In the municipal school that Jakob attended he was one of three Jews out of thirty students. He applied to the Joseph Pilsudski secondary school only to find out that there was no place for him as the number of Jews was limited. Instead Jakob went to a private school. He identified himself as a "Polish boy with a Jewish background" but still he was subject to antisemitism during his school years.
1938-1940
Jakob was 14 years old when the war broke out on 1 September 1939 and German soldiers came marching onto the streets in Lodz.
Later that same autumn, when Jakob was preparing to continue his studies, nothing was the same. All Jewish children were forced to leave school.
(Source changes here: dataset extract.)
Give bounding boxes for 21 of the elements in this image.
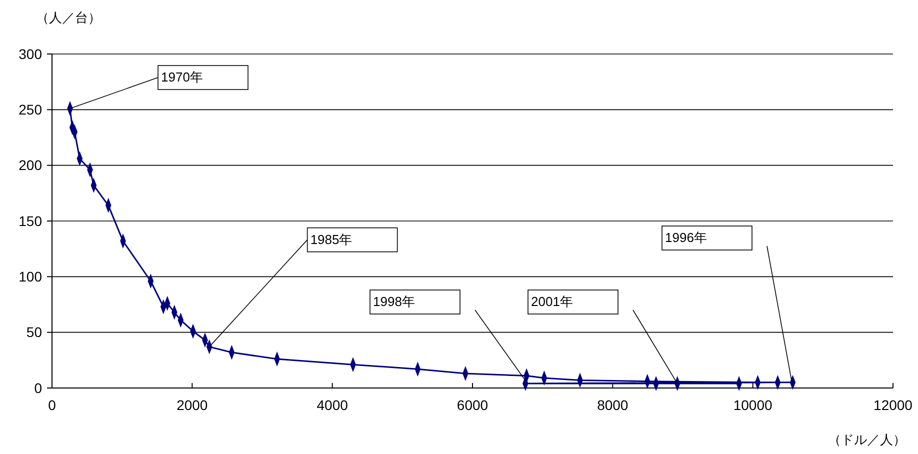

The names of the streets were changed and Jews were forbidden to walk on the main street that was now called Adolf Hitler Strasse.
1940-1944
The Jews in Lodz were forcibly moved into a ghetto and, at the end of January 1940, Jakob and his family were ordered to leave their apartment.
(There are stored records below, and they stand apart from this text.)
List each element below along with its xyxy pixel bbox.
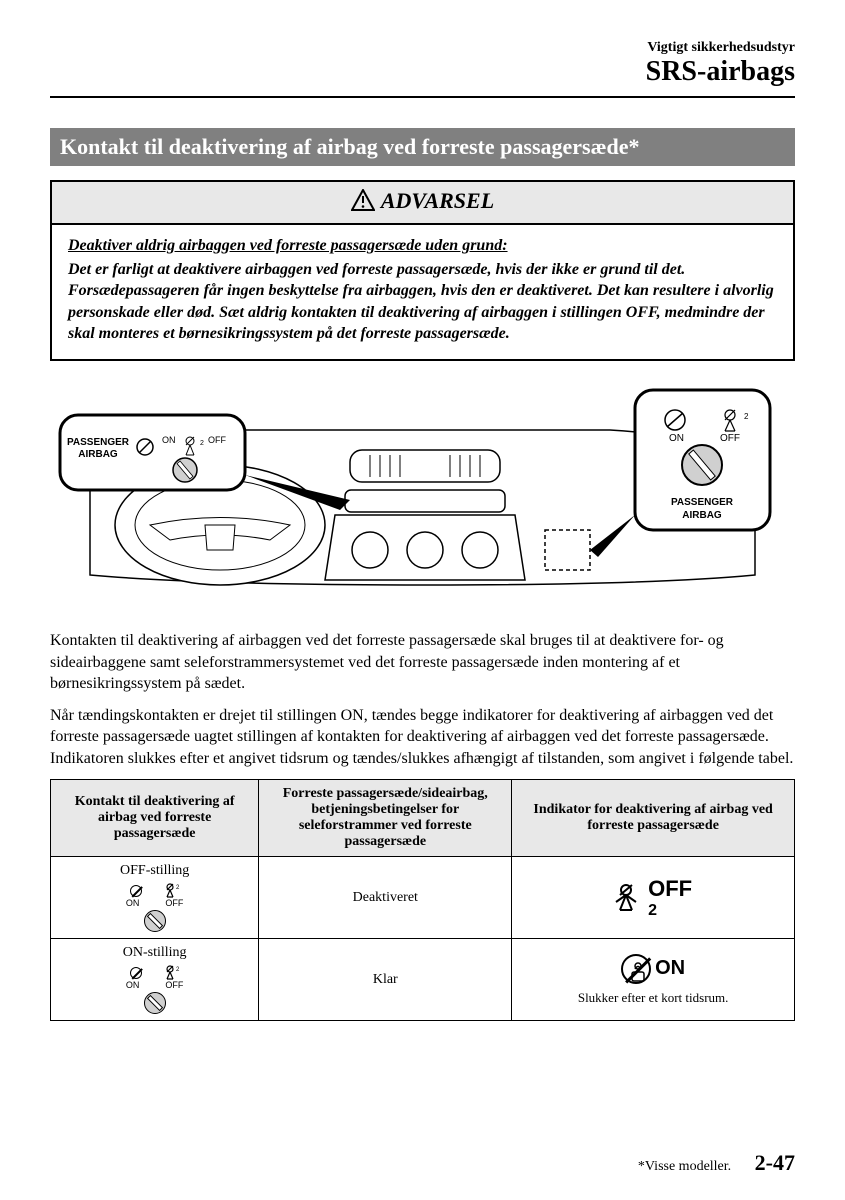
warning-body: Deaktiver aldrig airbaggen ved forreste … [52, 225, 793, 359]
svg-text:ON: ON [162, 435, 176, 445]
indicator-off-sub: 2 [648, 902, 692, 920]
switch-panel-on-icon: 2 ONOFF [126, 965, 184, 1014]
dashboard-diagram: PASSENGER AIRBAG ON 2 OFF 2 ON OFF PASSE… [50, 375, 795, 615]
table-header-1: Kontakt til deaktivering af airbag ved f… [51, 780, 259, 857]
position-label: OFF-stilling [120, 863, 189, 879]
condition-cell: Klar [259, 939, 512, 1021]
svg-text:PASSENGER: PASSENGER [671, 497, 734, 508]
svg-text:2: 2 [200, 440, 204, 447]
indicator-note: Slukker efter et kort tidsrum. [578, 990, 729, 1006]
warning-header: ADVARSEL [52, 182, 793, 225]
svg-text:AIRBAG: AIRBAG [682, 510, 722, 521]
position-label: ON-stilling [123, 945, 187, 961]
page-footer: *Visse modeller. 2-47 [50, 1150, 795, 1176]
footer-note: *Visse modeller. [638, 1159, 731, 1174]
warning-title: ADVARSEL [381, 188, 494, 213]
condition-cell: Deaktiveret [259, 857, 512, 939]
header-rule [50, 96, 795, 98]
page-number: 2-47 [755, 1150, 795, 1175]
warning-lead: Deaktiver aldrig airbaggen ved forreste … [68, 235, 777, 257]
svg-text:AIRBAG: AIRBAG [78, 449, 118, 460]
svg-text:ON: ON [669, 433, 684, 444]
warning-text: Det er farligt at deaktivere airbaggen v… [68, 261, 774, 343]
svg-text:PASSENGER: PASSENGER [67, 437, 130, 448]
svg-text:OFF: OFF [208, 435, 226, 445]
indicator-off-icon: OFF 2 [614, 876, 692, 920]
warning-triangle-icon [351, 189, 375, 217]
switch-panel-off-icon: 2 ONOFF [126, 883, 184, 932]
svg-text:2: 2 [744, 412, 749, 421]
indicator-off-label: OFF [648, 876, 692, 902]
page-header: Vigtigt sikkerhedsudstyr SRS-airbags [50, 40, 795, 88]
table-header-2: Forreste passagersæde/sideairbag, betjen… [259, 780, 512, 857]
paragraph-2: Når tændingskontakten er drejet til stil… [50, 705, 795, 770]
airbag-status-table: Kontakt til deaktivering af airbag ved f… [50, 779, 795, 1021]
table-row: ON-stilling 2 ONOFF Klar [51, 939, 795, 1021]
paragraph-1: Kontakten til deaktivering af airbaggen … [50, 630, 795, 695]
header-title: SRS-airbags [50, 56, 795, 88]
section-title: Kontakt til deaktivering af airbag ved f… [50, 128, 795, 166]
table-header-3: Indikator for deaktivering af airbag ved… [512, 780, 795, 857]
indicator-on-icon: ON [621, 954, 685, 984]
header-category: Vigtigt sikkerhedsudstyr [50, 40, 795, 56]
svg-text:2: 2 [176, 967, 180, 973]
indicator-on-label: ON [655, 957, 685, 980]
warning-box: ADVARSEL Deaktiver aldrig airbaggen ved … [50, 180, 795, 361]
svg-text:2: 2 [176, 885, 180, 891]
svg-text:OFF: OFF [720, 433, 740, 444]
table-row: OFF-stilling 2 ONOFF Deaktiveret [51, 857, 795, 939]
In the ghetto, Jakob’s father was put in charge of the administrative office that decided where the ghetto inhabitants would live. His mother managed the old people's home. Some of the elderly had been deported to Lodz from Berlin, Hamburg and Vienna. Jakob, who had turned fifteen, became an apprentice in the mechanics workshop.
Two years after the ghetto’s establishment the Germans started to deport people. From his window Jakob could see children being brutally loaded onto trucks and being taken away in one of the child deportations that took place.
1944-1945
As the deportations kept going the ghetto grew smaller. The area where Jakob lived was the last one to be emptied. Announcements were posted that told people to “come to the train station in order to be sent to another camp”.
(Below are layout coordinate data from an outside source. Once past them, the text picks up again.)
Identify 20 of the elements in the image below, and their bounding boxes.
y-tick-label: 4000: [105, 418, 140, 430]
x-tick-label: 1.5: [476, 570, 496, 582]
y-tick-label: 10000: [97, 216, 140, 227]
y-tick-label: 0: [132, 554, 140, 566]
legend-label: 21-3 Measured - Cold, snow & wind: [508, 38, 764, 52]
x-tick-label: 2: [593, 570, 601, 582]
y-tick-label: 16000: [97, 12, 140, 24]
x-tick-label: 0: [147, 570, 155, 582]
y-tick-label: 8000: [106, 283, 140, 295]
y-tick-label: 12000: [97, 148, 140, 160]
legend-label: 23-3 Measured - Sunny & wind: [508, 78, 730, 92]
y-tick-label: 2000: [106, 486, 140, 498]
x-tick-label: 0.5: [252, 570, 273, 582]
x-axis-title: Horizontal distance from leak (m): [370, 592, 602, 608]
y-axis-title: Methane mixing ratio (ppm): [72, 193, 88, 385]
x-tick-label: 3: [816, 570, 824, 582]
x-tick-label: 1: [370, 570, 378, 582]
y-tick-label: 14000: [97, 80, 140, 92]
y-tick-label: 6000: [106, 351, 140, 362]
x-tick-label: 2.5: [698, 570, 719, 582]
At the end, as the food distribution had stopped, Jakob and his family saw no other way out but to leave the ghetto. When the train stopped at Auschwitz-Birkenau the Jews were subjected to a selection and Jakob was forcibly separated from his mother and father.
1945 and Postwar Experience
From Auschwitz-Birkenau Jakob was taken to a slave labour camp at a factory in Braunschweig. The conditions in the camp were horrible and the work harsh. Due to the lice Jakob was constantly covered in sores and bites.
On May 1st 1945 Jakob and other prisoners were loaded on train wagons. However, due to the heavy bombings of the Allied forces the train never took off and the next day the camp was liberated.
After the liberation Jakob was brought to a camp for displaced persons at Bergen-Belsen. Doctors discovered that he had TBC and suggested that he should receive treatment in Sweden. Thus on July 20, 1945, Jakob arrived to Trelleborg by boat from Lübeck.